The causal structure will build a graph that respects the dependencies and expresses them mathematically via regression. For every element in the Dependencies a Variable with an internal name will be created. The CausalStructure instance allows the user to train and evaluate the underlying Graph without caring about the internal details.

Basic Usage#

The most important methods of the CausalStructure class are train, predict and evaluate_objective. Let’s go through a minimal example.

Ideally the data are a pandas DataFrame.

[8]:
data = pd.DataFrame(columns=["a", "b", "c", "d"], index=range(5))
data[["a", "b"]] = np.random.randn(5,2)
data["c"] = data["a"] + 0.5 * data["b"]
data["d"] = data["a"]**2
data
[8]:
a b c d
0 0.0416837 1.07189 0.577627 0.00173753
1 -0.0564439 -0.379637 -0.246262 0.00318592
2 -1.06954 0.0600041 -1.03953 1.14391
3 0.526029 0.253401 0.65273 0.276706
4 0.153498 0.285647 0.296322 0.0235616

We instanciate the CausalStructure providing the assumed dependecy structure of the columns of your data frame.
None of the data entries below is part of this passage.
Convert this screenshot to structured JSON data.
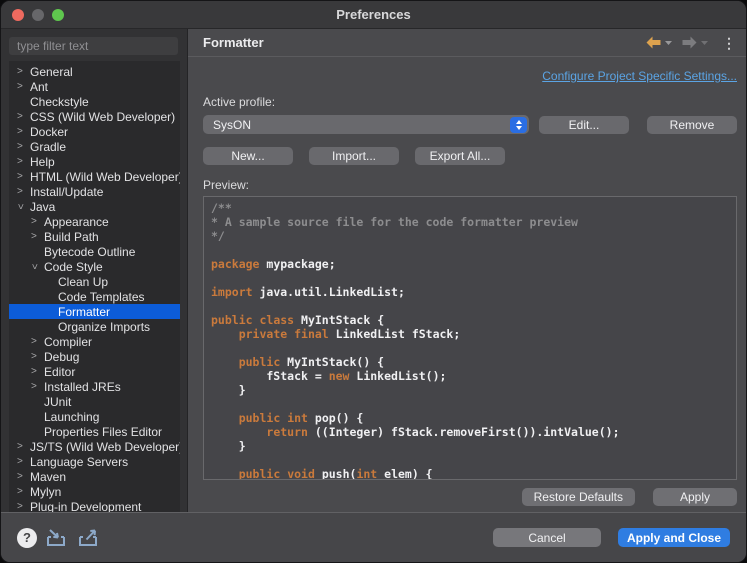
{
  "window": {
    "title": "Preferences"
  },
  "sidebar": {
    "filter_placeholder": "type filter text",
    "tree": [
      {
        "label": "General",
        "level": 0,
        "expand": "collapsed",
        "selected": false
      },
      {
        "label": "Ant",
        "level": 0,
        "expand": "collapsed",
        "selected": false
      },
      {
        "label": "Checkstyle",
        "level": 0,
        "expand": "leaf",
        "selected": false
      },
      {
        "label": "CSS (Wild Web Developer)",
        "level": 0,
        "expand": "collapsed",
        "selected": false
      },
      {
        "label": "Docker",
        "level": 0,
        "expand": "collapsed",
        "selected": false
      },
      {
        "label": "Gradle",
        "level": 0,
        "expand": "collapsed",
        "selected": false
      },
      {
        "label": "Help",
        "level": 0,
        "expand": "collapsed",
        "selected": false
      },
      {
        "label": "HTML (Wild Web Developer)",
        "level": 0,
        "expand": "collapsed",
        "selected": false
      },
      {
        "label": "Install/Update",
        "level": 0,
        "expand": "collapsed",
        "selected": false
      },
      {
        "label": "Java",
        "level": 0,
        "expand": "expanded",
        "selected": false
      },
      {
        "label": "Appearance",
        "level": 1,
        "expand": "collapsed",
        "selected": false
      },
      {
        "label": "Build Path",
        "level": 1,
        "expand": "collapsed",
        "selected": false
      },
      {
        "label": "Bytecode Outline",
        "level": 1,
        "expand": "leaf",
        "selected": false
      },
      {
        "label": "Code Style",
        "level": 1,
        "expand": "expanded",
        "selected": false
      },
      {
        "label": "Clean Up",
        "level": 2,
        "expand": "leaf",
        "selected": false
      },
      {
        "label": "Code Templates",
        "level": 2,
        "expand": "leaf",
        "selected": false
      },
      {
        "label": "Formatter",
        "level": 2,
        "expand": "leaf",
        "selected": true
      },
      {
        "label": "Organize Imports",
        "level": 2,
        "expand": "leaf",
        "selected": false
      },
      {
        "label": "Compiler",
        "level": 1,
        "expand": "collapsed",
        "selected": false
      },
      {
        "label": "Debug",
        "level": 1,
        "expand": "collapsed",
        "selected": false
      },
      {
        "label": "Editor",
        "level": 1,
        "expand": "collapsed",
        "selected": false
      },
      {
        "label": "Installed JREs",
        "level": 1,
        "expand": "collapsed",
        "selected": false
      },
      {
        "label": "JUnit",
        "level": 1,
        "expand": "leaf",
        "selected": false
      },
      {
        "label": "Launching",
        "level": 1,
        "expand": "leaf",
        "selected": false
      },
      {
        "label": "Properties Files Editor",
        "level": 1,
        "expand": "leaf",
        "selected": false
      },
      {
        "label": "JS/TS (Wild Web Developer)",
        "level": 0,
        "expand": "collapsed",
        "selected": false
      },
      {
        "label": "Language Servers",
        "level": 0,
        "expand": "collapsed",
        "selected": false
      },
      {
        "label": "Maven",
        "level": 0,
        "expand": "collapsed",
        "selected": false
      },
      {
        "label": "Mylyn",
        "level": 0,
        "expand": "collapsed",
        "selected": false
      },
      {
        "label": "Plug-in Development",
        "level": 0,
        "expand": "collapsed",
        "selected": false
      }
    ]
  },
  "header": {
    "title": "Formatter",
    "menu_dots": "⋮"
  },
  "main": {
    "link": "Configure Project Specific Settings...",
    "active_profile_label": "Active profile:",
    "profile_select_value": "SysON",
    "buttons": {
      "edit": "Edit...",
      "remove": "Remove",
      "new": "New...",
      "import": "Import...",
      "export_all": "Export All...",
      "restore_defaults": "Restore Defaults",
      "apply": "Apply"
    },
    "preview_label": "Preview:",
    "code_lines": [
      [
        [
          "c",
          "/**"
        ]
      ],
      [
        [
          "c",
          "* A sample source file for the code formatter preview"
        ]
      ],
      [
        [
          "c",
          "*/"
        ]
      ],
      [],
      [
        [
          "k",
          "package"
        ],
        [
          "p",
          " mypackage;"
        ]
      ],
      [],
      [
        [
          "k",
          "import"
        ],
        [
          "p",
          " java.util.LinkedList;"
        ]
      ],
      [],
      [
        [
          "k",
          "public"
        ],
        [
          "p",
          " "
        ],
        [
          "k",
          "class"
        ],
        [
          "p",
          " MyIntStack {"
        ]
      ],
      [
        [
          "p",
          "    "
        ],
        [
          "k",
          "private"
        ],
        [
          "p",
          " "
        ],
        [
          "k",
          "final"
        ],
        [
          "p",
          " LinkedList fStack;"
        ]
      ],
      [],
      [
        [
          "p",
          "    "
        ],
        [
          "k",
          "public"
        ],
        [
          "p",
          " MyIntStack() {"
        ]
      ],
      [
        [
          "p",
          "        fStack = "
        ],
        [
          "k",
          "new"
        ],
        [
          "p",
          " LinkedList();"
        ]
      ],
      [
        [
          "p",
          "    }"
        ]
      ],
      [],
      [
        [
          "p",
          "    "
        ],
        [
          "k",
          "public"
        ],
        [
          "p",
          " "
        ],
        [
          "k",
          "int"
        ],
        [
          "p",
          " pop() {"
        ]
      ],
      [
        [
          "p",
          "        "
        ],
        [
          "k",
          "return"
        ],
        [
          "p",
          " ((Integer) fStack.removeFirst()).intValue();"
        ]
      ],
      [
        [
          "p",
          "    }"
        ]
      ],
      [],
      [
        [
          "p",
          "    "
        ],
        [
          "k",
          "public"
        ],
        [
          "p",
          " "
        ],
        [
          "k",
          "void"
        ],
        [
          "p",
          " push("
        ],
        [
          "k",
          "int"
        ],
        [
          "p",
          " elem) {"
        ]
      ]
    ]
  },
  "footer": {
    "help_glyph": "?",
    "cancel": "Cancel",
    "apply_and_close": "Apply and Close"
  },
  "colors": {
    "selection_blue": "#0c5cd8",
    "accent_blue": "#2f7de2",
    "stepper_blue": "#2a6ee4",
    "link_blue": "#5ba4e4",
    "keyword_orange": "#ca7a3c",
    "comment_gray": "#8d8d8f",
    "back_arrow_orange": "#dda24e",
    "traffic_red": "#ee6a5f",
    "traffic_gray": "#67676a",
    "traffic_green": "#5fc74e"
  }
}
In this case we say columns “a” and “b” influence columns “c” and “d”.

[9]:
cs = CausalStructure([[{"a", "b"}, {"c", "d"}]])
cs
[9]:
CausalStructure([[{'a', 'b'}, 'c'],
                 [{'a', 'b'}, 'd']])

We train our causal structure by simply executing

[10]:
cs.train(data)

We can now get predictions from the underlying trained graph.

[11]:
input_data = data[["a","b"]]
input_data
[11]:
a b
0 0.0416837 1.07189
1 -0.0564439 -0.379637
2 -1.06954 0.0600041
3 0.526029 0.253401
4 0.153498 0.285647
[12]:
prediction = cs.predict(input_data)
prediction
[12]:
c a b d
0 0.578952 0.041684 1.071887 -0.011787
1 -0.234416 -0.056444 -0.379637 0.018212
2 -1.018916 -1.069536 0.060004 1.136911
3 0.616478 0.526029 0.253401 0.257356
4 0.301972 0.153498 0.285647 0.072325

The prediction always returns the values for all internal variables, not only the outputs.